Issue (i): Whether the amount paid under the lease for the right to excavate shells was revenue expenditure or capital expenditure.
Analysis: The payment secured to the assessee an exclusive right to excavate shells for a fixed term and was part of the initial outlay necessary to commence the business. The description of part of the amount as an annual lease amount did not alter the substance of the transaction, which was indistinguishable in material respects from the earlier decided case on the same kind of lease arrangement.
Conclusion: The amount was capital expenditure and not deductible as revenue expenditure.
Issue (ii): Whether, after discontinuance of the firm, the income-tax authorities could assess the partners jointly and severally under Section 44.
Analysis: Section 44 was construed as a machinery provision intended to secure recovery of tax on the profits of a discontinued firm and to prevent avoidance of tax by discontinuance.
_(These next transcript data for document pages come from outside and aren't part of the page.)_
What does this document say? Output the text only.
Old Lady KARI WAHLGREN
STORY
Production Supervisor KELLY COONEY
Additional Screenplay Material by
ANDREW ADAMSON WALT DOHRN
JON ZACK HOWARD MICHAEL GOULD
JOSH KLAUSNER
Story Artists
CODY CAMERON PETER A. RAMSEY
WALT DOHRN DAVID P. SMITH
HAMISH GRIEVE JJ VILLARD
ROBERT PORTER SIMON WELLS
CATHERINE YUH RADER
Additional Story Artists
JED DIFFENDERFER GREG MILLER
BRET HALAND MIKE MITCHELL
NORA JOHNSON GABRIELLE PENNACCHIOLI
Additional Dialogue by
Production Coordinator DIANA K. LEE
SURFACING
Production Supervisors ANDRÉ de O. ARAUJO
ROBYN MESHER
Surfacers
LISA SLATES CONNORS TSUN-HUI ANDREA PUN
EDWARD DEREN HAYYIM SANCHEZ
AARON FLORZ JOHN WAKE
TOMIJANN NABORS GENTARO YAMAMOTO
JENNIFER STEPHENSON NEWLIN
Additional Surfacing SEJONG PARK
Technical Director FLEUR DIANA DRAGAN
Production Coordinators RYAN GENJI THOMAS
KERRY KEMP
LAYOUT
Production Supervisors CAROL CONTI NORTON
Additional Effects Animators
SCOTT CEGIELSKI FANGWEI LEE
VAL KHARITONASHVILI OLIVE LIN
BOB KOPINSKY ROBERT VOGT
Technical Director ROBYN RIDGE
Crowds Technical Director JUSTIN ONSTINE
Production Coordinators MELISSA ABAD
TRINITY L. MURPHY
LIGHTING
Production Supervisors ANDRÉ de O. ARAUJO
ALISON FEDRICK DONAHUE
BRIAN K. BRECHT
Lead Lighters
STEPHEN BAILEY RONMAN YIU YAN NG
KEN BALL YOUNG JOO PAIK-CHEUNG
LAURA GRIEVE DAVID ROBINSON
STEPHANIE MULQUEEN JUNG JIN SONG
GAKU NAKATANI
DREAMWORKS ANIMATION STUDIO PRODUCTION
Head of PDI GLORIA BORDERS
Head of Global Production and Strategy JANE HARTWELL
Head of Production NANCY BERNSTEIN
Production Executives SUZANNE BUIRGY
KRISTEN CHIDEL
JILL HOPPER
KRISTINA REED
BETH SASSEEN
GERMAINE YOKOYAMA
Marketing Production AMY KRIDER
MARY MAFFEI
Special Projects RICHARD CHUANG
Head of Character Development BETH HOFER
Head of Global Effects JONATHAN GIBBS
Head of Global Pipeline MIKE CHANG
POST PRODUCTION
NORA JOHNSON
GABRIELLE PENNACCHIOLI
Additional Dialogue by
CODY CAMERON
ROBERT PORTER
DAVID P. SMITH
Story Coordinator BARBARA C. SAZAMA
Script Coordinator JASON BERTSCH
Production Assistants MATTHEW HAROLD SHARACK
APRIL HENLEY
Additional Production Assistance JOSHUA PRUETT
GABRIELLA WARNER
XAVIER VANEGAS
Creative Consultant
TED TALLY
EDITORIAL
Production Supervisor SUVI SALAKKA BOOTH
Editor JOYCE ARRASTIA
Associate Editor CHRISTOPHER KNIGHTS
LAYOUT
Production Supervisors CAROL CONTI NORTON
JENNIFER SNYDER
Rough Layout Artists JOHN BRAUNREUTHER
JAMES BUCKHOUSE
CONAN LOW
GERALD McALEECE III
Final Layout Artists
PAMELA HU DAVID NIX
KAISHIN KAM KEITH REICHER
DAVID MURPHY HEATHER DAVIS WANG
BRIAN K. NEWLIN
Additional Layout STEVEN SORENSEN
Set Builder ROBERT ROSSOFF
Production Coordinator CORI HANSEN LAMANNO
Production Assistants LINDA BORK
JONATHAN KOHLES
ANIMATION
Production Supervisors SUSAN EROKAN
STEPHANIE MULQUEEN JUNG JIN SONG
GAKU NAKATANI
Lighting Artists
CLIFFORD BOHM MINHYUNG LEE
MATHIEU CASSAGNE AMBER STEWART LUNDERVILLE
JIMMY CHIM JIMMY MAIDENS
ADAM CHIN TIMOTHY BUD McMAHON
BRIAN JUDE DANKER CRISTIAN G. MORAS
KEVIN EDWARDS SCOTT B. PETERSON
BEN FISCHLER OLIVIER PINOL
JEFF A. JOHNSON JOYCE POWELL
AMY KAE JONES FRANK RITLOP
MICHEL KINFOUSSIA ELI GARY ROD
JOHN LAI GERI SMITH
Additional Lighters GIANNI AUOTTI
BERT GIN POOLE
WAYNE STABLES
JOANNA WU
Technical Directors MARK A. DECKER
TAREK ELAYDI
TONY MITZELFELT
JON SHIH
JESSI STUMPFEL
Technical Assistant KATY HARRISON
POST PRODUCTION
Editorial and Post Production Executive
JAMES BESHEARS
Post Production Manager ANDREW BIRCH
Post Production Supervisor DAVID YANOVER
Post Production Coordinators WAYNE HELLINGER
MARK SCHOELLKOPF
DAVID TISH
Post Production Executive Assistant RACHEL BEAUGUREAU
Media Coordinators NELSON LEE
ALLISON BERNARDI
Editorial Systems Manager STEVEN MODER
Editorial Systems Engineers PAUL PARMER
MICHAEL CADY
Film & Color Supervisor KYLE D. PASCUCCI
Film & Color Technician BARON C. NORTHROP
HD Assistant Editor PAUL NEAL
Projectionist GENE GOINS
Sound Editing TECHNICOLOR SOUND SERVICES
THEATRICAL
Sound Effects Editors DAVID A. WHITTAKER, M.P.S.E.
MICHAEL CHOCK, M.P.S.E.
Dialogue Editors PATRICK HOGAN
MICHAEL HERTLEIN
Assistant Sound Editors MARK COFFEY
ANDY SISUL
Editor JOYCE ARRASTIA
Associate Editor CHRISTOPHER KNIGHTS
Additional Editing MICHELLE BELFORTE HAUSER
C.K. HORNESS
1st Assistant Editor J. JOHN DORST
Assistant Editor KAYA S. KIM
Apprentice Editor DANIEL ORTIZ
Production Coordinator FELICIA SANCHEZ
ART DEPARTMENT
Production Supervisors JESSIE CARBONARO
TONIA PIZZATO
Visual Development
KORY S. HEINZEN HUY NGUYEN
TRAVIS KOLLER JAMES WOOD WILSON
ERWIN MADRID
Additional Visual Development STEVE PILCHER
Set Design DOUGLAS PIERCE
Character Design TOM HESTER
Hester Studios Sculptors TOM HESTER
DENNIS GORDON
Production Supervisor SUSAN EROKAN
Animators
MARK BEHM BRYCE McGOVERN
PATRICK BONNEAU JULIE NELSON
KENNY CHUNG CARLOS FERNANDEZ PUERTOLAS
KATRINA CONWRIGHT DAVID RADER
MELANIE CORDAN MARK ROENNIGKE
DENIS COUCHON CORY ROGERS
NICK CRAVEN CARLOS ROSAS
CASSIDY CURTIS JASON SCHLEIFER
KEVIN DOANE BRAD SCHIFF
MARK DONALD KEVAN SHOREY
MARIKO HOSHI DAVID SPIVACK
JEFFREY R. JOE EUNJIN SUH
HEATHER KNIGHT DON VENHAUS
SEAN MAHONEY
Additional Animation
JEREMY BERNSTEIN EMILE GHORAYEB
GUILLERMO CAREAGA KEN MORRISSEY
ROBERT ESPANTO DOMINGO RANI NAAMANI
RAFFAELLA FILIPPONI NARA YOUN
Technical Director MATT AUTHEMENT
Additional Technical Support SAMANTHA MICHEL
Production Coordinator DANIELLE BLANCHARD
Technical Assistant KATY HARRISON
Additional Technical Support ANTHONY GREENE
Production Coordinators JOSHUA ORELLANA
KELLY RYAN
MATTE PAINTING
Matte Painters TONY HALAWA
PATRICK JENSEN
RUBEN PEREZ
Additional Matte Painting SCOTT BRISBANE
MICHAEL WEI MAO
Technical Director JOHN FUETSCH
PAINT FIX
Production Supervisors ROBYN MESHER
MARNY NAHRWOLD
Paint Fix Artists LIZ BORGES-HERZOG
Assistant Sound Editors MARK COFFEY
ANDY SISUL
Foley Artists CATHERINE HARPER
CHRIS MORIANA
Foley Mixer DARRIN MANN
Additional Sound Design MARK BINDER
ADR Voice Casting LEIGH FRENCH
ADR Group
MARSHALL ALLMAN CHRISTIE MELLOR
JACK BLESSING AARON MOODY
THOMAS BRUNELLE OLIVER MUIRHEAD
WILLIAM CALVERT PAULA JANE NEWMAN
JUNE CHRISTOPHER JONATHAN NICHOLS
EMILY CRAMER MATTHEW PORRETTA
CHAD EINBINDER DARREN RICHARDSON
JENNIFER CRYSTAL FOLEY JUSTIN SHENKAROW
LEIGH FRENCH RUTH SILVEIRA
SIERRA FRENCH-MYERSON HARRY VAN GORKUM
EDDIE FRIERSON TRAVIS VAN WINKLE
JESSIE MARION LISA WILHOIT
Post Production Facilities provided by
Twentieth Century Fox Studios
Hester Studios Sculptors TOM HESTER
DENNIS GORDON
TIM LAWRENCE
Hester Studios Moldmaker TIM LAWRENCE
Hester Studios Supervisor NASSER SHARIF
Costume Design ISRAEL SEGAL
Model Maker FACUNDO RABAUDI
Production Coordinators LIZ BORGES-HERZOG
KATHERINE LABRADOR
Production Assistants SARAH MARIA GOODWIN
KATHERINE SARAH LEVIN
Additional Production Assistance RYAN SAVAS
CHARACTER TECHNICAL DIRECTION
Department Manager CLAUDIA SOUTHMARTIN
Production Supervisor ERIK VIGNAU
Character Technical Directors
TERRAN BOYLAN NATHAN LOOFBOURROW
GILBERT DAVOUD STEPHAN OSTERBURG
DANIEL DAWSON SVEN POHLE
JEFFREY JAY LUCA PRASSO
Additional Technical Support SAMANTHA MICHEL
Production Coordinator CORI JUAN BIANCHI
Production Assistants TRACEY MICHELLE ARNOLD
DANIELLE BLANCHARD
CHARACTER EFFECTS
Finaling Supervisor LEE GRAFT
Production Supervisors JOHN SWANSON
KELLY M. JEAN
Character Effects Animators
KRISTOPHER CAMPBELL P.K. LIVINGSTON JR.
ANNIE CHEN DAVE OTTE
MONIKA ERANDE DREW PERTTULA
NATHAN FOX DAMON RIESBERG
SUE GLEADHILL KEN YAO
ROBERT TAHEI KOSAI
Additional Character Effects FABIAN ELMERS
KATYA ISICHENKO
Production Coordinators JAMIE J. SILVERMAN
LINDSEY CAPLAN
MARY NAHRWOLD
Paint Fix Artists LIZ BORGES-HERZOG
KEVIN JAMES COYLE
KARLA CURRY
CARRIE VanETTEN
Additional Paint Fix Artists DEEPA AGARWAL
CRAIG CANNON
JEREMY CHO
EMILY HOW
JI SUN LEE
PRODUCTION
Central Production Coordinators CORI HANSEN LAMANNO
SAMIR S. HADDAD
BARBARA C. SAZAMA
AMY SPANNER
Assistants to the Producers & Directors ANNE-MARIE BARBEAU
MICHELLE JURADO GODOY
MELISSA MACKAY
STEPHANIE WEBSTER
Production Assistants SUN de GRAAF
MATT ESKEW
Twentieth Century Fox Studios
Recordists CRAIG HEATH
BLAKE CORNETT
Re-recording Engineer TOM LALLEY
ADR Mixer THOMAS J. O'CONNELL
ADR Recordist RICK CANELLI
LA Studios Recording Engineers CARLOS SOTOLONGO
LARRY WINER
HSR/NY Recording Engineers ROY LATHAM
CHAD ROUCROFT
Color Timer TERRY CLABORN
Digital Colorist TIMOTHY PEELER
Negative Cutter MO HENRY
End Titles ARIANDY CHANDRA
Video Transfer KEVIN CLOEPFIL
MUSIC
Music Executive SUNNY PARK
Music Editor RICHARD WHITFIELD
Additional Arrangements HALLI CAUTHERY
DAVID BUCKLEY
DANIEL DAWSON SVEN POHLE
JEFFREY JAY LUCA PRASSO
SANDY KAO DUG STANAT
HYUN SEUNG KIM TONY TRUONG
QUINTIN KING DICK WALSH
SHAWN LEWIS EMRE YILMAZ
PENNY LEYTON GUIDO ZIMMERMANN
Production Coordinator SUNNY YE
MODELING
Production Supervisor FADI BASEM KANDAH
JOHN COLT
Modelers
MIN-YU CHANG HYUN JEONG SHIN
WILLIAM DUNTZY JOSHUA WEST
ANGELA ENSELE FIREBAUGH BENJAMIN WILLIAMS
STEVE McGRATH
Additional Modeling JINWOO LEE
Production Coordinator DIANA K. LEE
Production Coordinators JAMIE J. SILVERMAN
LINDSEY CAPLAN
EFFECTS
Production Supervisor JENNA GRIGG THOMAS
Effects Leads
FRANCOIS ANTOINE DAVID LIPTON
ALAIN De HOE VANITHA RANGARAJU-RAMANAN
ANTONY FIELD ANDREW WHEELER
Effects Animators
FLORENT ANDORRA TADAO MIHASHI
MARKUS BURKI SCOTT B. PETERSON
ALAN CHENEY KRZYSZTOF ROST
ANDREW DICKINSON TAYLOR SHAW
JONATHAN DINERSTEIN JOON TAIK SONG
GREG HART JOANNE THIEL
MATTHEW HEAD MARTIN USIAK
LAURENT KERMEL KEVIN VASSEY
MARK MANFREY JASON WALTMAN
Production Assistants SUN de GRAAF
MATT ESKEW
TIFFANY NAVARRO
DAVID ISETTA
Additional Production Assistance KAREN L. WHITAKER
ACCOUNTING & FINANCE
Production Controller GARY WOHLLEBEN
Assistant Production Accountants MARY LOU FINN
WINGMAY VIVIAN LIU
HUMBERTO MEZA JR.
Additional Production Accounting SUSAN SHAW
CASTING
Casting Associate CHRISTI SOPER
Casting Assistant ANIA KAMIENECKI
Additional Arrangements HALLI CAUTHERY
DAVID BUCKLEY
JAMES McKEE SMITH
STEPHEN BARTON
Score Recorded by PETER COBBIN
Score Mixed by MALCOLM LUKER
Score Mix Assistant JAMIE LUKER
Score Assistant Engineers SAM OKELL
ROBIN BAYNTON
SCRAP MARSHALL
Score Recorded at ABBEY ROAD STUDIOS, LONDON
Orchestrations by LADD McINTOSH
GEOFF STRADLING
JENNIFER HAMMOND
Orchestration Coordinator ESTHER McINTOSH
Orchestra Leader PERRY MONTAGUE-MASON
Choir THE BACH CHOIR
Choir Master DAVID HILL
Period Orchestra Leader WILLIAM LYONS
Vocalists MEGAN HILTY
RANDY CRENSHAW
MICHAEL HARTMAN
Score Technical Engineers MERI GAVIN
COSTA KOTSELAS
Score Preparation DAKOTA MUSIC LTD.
The expression "tax payable" was held to mean tax due to be paid, whether already quantified or to be determined later, and not only tax arising after a prior assessment of the firm.
Conclusion: The authorities had jurisdiction to assess the partners jointly and severally for the tax on the pre-discontinuance profits of the firm.
Final Conclusion: Both questions were answered in favour of the revenue, and the reference was disposed of accordingly.
Ratio Decidendi: A payment securing an exclusive business right for a fixed term may be capital expenditure if it is an initial outlay for setting up the business, and Section 44 permits joint and several liability of partners of a discontinued firm for tax on the firm's profits even without a prior assessment of the firm.